Iwik dijadikan tersangka oleh kepolisian beberapa saat setelah pembunuhan Udin di bulan Agustus 1996. Pada tahun 1997 Pengadilan Negeri Bantul menyatakan Iwik bebas murni karena tidak terbukti melakukan pembunuhan. Sejak keputusan itu, kepolisian bukannya segera mencari pembunuh asli Udin tetapi tetap bertahan dan meyakini bahwa Iwiklah pembunuhnya. Kengototan polisi mengakibatkan penanganan perkara berlarut-larut tak kunjung selesai hingga 17 tahun.
Bagi warga Yogyakarta lamanya menemukan pelaku pembunuhan wartawan Bernas, Fuad M.Syafrudin alias Udin sungguh sangat disesalkan. Tak ada lagi kata yang pas untuk melukiskan kejengkelan, kemarahan, ketaksabaran, dan sekaligus kepedihan warga atas sikap “nggugu karepe dewe” lembaga kepolisian negara. Sudah terlalu banyak masukan diberikan masyarakat terutama kalangan jurnalis bagaimana menguak perkara ini. Sudah berulang kali digelar diskusi atau dialog antara komunitas jurnalis dengan Polda DIY, namun selalu tidak membuahkan hasil konkrit, tidak ada kemajuan, karena kepolisian ngotot bahwa Udin dibunuh lantaran berselingkuh dan pembunuhnya adalah Iwik.

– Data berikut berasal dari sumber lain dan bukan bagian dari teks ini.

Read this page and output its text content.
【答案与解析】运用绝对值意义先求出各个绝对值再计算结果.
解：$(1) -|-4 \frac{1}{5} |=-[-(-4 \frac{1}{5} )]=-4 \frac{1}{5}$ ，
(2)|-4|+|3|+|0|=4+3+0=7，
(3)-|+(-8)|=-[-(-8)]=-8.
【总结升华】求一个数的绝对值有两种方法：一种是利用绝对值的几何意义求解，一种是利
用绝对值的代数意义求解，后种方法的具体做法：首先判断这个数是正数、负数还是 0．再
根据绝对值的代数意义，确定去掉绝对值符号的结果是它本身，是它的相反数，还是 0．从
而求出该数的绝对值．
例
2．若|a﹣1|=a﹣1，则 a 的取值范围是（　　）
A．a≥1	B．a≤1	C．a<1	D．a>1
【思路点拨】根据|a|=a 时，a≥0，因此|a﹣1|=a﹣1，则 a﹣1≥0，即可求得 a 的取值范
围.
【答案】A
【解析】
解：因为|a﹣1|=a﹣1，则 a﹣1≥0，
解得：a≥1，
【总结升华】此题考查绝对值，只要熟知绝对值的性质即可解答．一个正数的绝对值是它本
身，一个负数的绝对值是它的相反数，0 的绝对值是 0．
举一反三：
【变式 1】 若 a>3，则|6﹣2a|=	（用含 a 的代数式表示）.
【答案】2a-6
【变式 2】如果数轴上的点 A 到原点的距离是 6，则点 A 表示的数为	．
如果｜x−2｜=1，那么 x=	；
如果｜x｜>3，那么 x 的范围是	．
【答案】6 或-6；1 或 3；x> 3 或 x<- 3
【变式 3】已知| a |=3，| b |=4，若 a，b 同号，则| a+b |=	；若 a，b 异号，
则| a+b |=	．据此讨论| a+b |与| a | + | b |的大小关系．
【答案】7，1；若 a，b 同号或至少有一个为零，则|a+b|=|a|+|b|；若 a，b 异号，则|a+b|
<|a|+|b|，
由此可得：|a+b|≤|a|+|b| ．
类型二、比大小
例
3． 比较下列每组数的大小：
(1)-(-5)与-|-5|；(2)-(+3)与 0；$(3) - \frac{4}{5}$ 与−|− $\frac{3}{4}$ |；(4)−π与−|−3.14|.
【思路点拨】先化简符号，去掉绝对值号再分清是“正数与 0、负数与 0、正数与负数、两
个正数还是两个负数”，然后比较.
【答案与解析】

Kini, mejawab gugatan Iwik, juga mewakili pergulatan panjang para jurnalis dan warga masyarakat yang percaya bahwa Udin dibunuh karena berita yang ditulisnya, Pengadilan Negeri Sleman menyatakan Polda DIY melakukan perbuatan melawan hukum sekaligus tidak menghormati putusan PN Bantul No.16/Pid.B/1997/PN Btl bertanggal 5 Desember 1997. PN Sleman menghukum Polda membayar ganti rugi sebesar Rp16.281.00. Selesaikah? Akankah hukuman itu menggerakkan segenap pimpinan kepolisian DIY berpikir jernih, terbuka, jujur, sportif dalam mengusut pembunuh Udin?
Menjawab pertanyaan wartawan usai sidang gugatan dalam acara pemeriksaan saksi, pengacara Polda DIY antara lain mengatakan penyelidikan kasus Udin masih berlanjut. “Hingga kini polisi masih mengumpulkan materi, dan meminta keterangan dari penyidik yang waktu itu melakukan pemeriksaan perkara.” (suaramerdeka.com, 7/5/2014). Lagi-lagi ini pernyataan basi, seperti pernyataan belasan Kapolda DIY yang kini sudah bertugas di tempat lain. Permasalahannya, kepolisian ataupun tim penyidik tidak pernah menyampaikan hasil sidikannya kepada publik. Waktu itu dikatakan, tidak mungkin mengungkap hasil penyidikan ke ranah publik. Cara kerja Polda DIY selama 17 tahun tidak mengalami kemajuan sedikitpun. Hanya membantah dan membantah, tapi tidak memberikan dasar bantahan berdasarkan hasil kerja.
Perkara Udin yang sudah memasuki tahun ke-18 bukanlah satu-satunya perkara kekerasan di DIY. Juga bukan satu-satunya kekerasan terhadap jurnalis. Ada sejumlah kasus kekerasan yang dibiarkan berlalu oleh kepolisian meski sudah dilaporkan masyarakat maupun korban. Satu dari dua aksi kekerasan di Sleman di awal Juni mengakibatkan seorang jurnalis televisi mengalami trauma dan luka-luka, kameranyapun dirampas. Adakah kelanjutan tindakan kepolisian?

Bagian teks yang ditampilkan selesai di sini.